Congress of Democratic Taxi Associations (Codeta) spokesperson Besuthu Ndungane said that commuters travelling from Khayelitsha to Cape Town should find alternative transport.
“We are suspending our own taxis because we have a right to withhold services. The City of Cape Town clearly doesn‘t value our contribution to the economy,” he said.
Codeta has distanced itself from any suggestion of violence as a result of the suspension, however, it does acknowledge the possibility.
“We have told our members that the intention of the suspension is not to engage in malicious behaviour. Our members remain disciplined. But suspended services mean no money. The City has created an angry taxi industry and they must be the ones to control it,” Ndungane said.

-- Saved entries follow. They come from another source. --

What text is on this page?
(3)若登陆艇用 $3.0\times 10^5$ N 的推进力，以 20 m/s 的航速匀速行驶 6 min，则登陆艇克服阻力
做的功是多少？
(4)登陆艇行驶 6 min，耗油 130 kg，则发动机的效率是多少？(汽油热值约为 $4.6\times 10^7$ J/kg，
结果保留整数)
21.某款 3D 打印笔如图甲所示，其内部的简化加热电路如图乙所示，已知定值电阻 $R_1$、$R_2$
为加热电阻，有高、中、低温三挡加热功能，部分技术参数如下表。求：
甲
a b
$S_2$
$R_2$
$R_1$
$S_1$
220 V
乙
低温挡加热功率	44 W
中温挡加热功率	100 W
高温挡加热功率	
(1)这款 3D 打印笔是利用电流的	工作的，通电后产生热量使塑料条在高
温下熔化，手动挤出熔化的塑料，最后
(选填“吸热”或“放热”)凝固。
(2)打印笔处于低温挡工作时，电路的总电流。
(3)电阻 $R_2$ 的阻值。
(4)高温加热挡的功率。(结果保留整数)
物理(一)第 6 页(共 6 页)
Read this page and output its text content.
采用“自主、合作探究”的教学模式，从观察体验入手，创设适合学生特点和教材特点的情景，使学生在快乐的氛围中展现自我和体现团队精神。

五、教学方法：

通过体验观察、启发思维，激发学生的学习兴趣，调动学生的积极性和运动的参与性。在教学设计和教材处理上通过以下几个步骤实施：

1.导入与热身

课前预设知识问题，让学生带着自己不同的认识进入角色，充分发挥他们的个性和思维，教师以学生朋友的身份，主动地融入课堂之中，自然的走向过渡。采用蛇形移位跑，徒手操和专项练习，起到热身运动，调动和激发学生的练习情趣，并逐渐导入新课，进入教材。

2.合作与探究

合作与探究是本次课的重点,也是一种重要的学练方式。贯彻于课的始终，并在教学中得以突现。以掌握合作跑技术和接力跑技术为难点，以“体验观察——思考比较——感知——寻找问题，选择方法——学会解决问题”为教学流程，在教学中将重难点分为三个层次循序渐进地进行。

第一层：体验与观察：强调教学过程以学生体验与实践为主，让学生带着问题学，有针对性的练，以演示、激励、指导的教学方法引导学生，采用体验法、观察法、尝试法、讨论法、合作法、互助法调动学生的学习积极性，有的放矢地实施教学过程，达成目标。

This suspension is in reaction to the extension of an operating contract, the N2 Express Joint Venture.
City negotiated ‘in bad faith‘
This contract regulates the operation of MyCiti buses between Mitchells Plain and Khayelitsha and the Civic Centre station since 2014.
The N2 Express Joint Venture includes Golden Arrow Bus Service and minibus taxi associations Codeta in Khayelitsha and Route 6 Taxi Association in Mitchells Plain.

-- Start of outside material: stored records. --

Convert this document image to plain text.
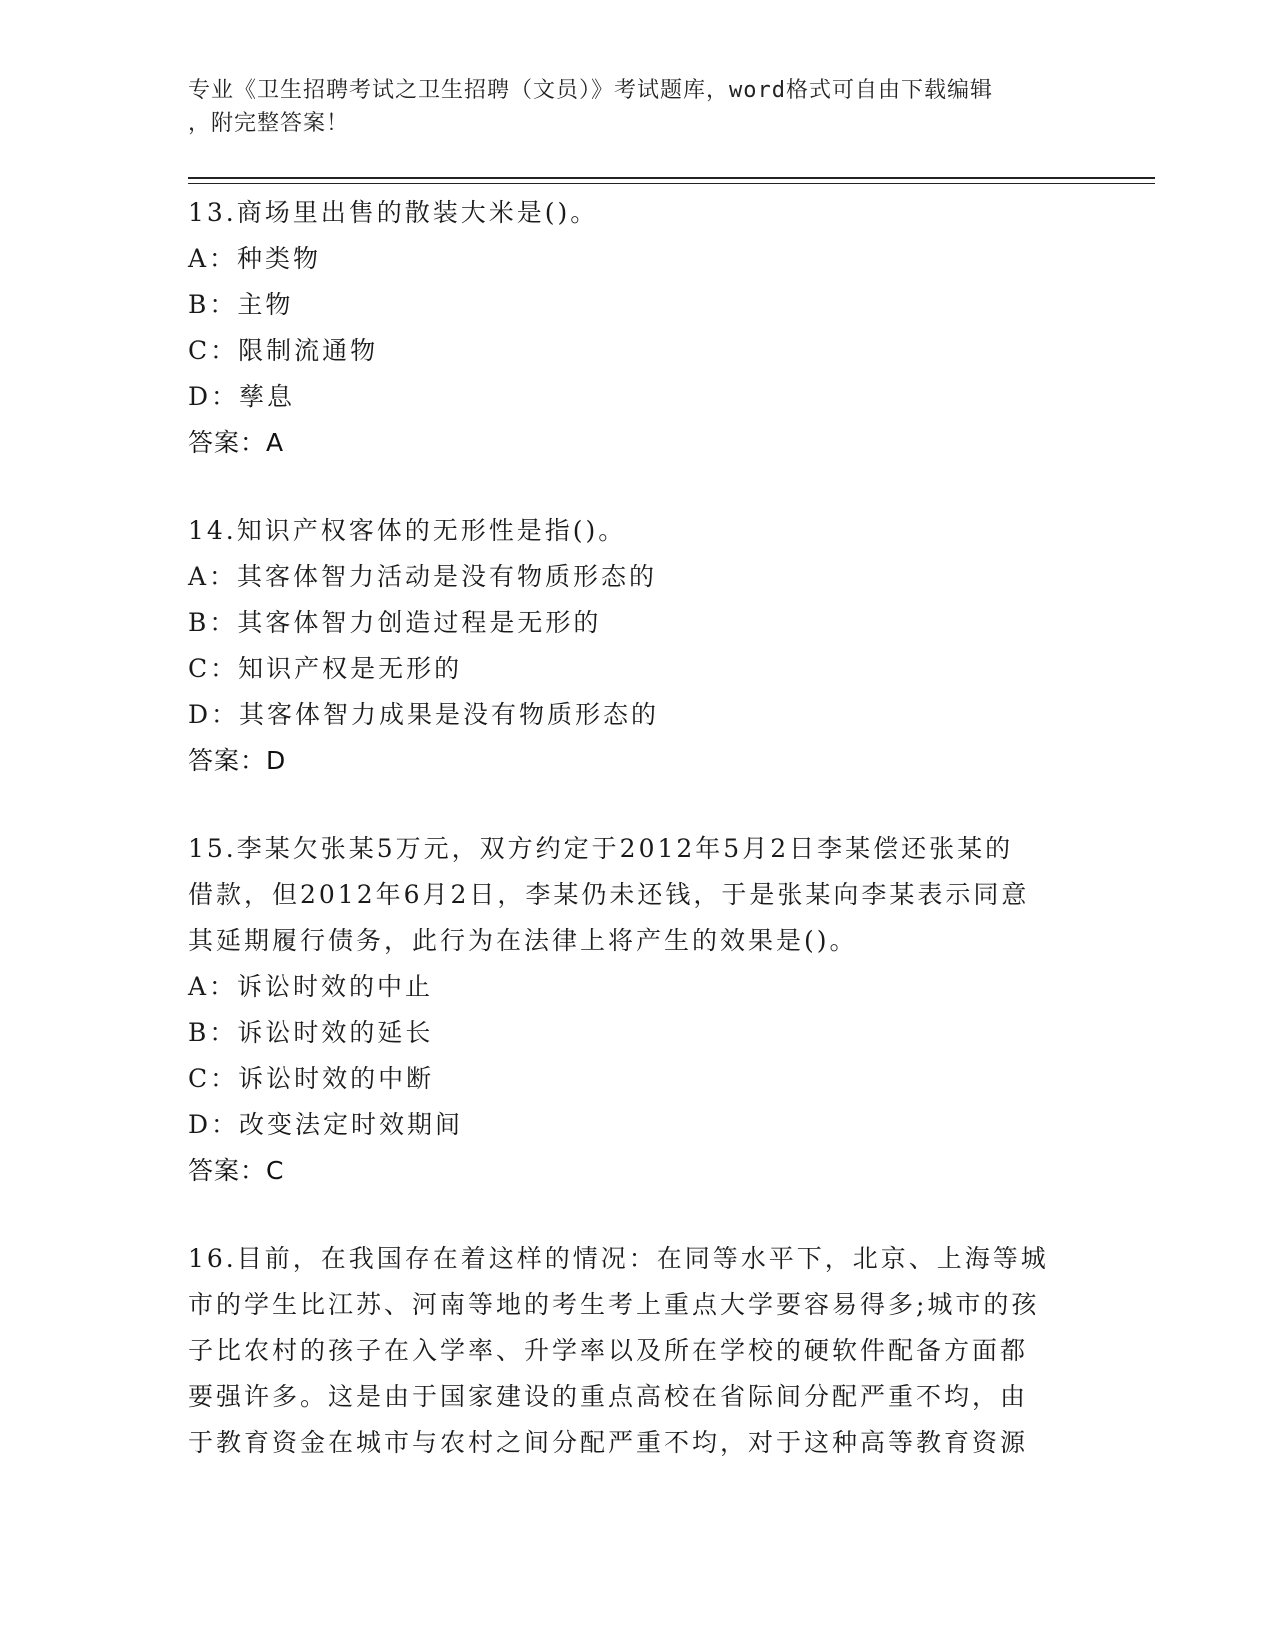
专业《卫生招聘考试之卫生招聘（文员）》考试题库，word格式可自由下载编辑
，附完整答案！
13.商场里出售的散装大米是()。
A：种类物
B：主物
C：限制流通物
D：孳息
答案：A
14.知识产权客体的无形性是指()。
A：其客体智力活动是没有物质形态的
B：其客体智力创造过程是无形的
C：知识产权是无形的
D：其客体智力成果是没有物质形态的
答案：D
15.李某欠张某5万元，双方约定于2012年5月2日李某偿还张某的
借款，但2012年6月2日，李某仍未还钱，于是张某向李某表示同意
其延期履行债务，此行为在法律上将产生的效果是()。
A：诉讼时效的中止
B：诉讼时效的延长
C：诉讼时效的中断
D：改变法定时效期间
答案：C
16.目前，在我国存在着这样的情况：在同等水平下，北京、上海等城
市的学生比江苏、河南等地的考生考上重点大学要容易得多;城市的孩
子比农村的孩子在入学率、升学率以及所在学校的硬软件配备方面都
要强许多。这是由于国家建设的重点高校在省际间分配严重不均，由
于教育资金在城市与农村之间分配严重不均，对于这种高等教育资源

Annual negotiations for the extension of the contract fell apart when Codeta refused to support it.
“We believe that the City has negotiated with us in bad faith, with the purpose of enriching [certain parties],” Ndungane told News24.
“We cannot sign the contract because there were obligations that were supposed to be met by the City of Cape Town and none of them were actioned. We used a lot of resources to review the contract in 2017 and presented it to the City and it was dismissed.”
Another point of contention in the contract is the rollout of MyCiti bus services to Phase 2A in the Metro South-east, Wynberg and Claremont in future.
4 000 commuters stranded
“These services should not be amalgamated because it will affect the operators in Wynberg and Claremont. These services were introduced as a top-up, but it has changed form over the years,” Ndungane said.
Mayoral committee member for transport Brett Herron has urged all shareholders to come to an agreement.
“Up to 4 000 commuters from Mitchells Plain and Khayelitsha rely on the N2 express service to get to work and back every day,” he said.
“I, therefore, again, request the JV (N2 Express Joint Venture) partners and shareholders to please work together so that we can keep on providing the same world-class service to our commuters. We remain committed to addressing their concerns and to finding lasting solutions.”
Codeta submitted a list of six demands to the City and has committed itself to suspending all services until all parties come to an agreement.
“We would like the decision-makers to be involved with negotiations. We cannot negotiate without the department of transport at the table,” Ndungane said.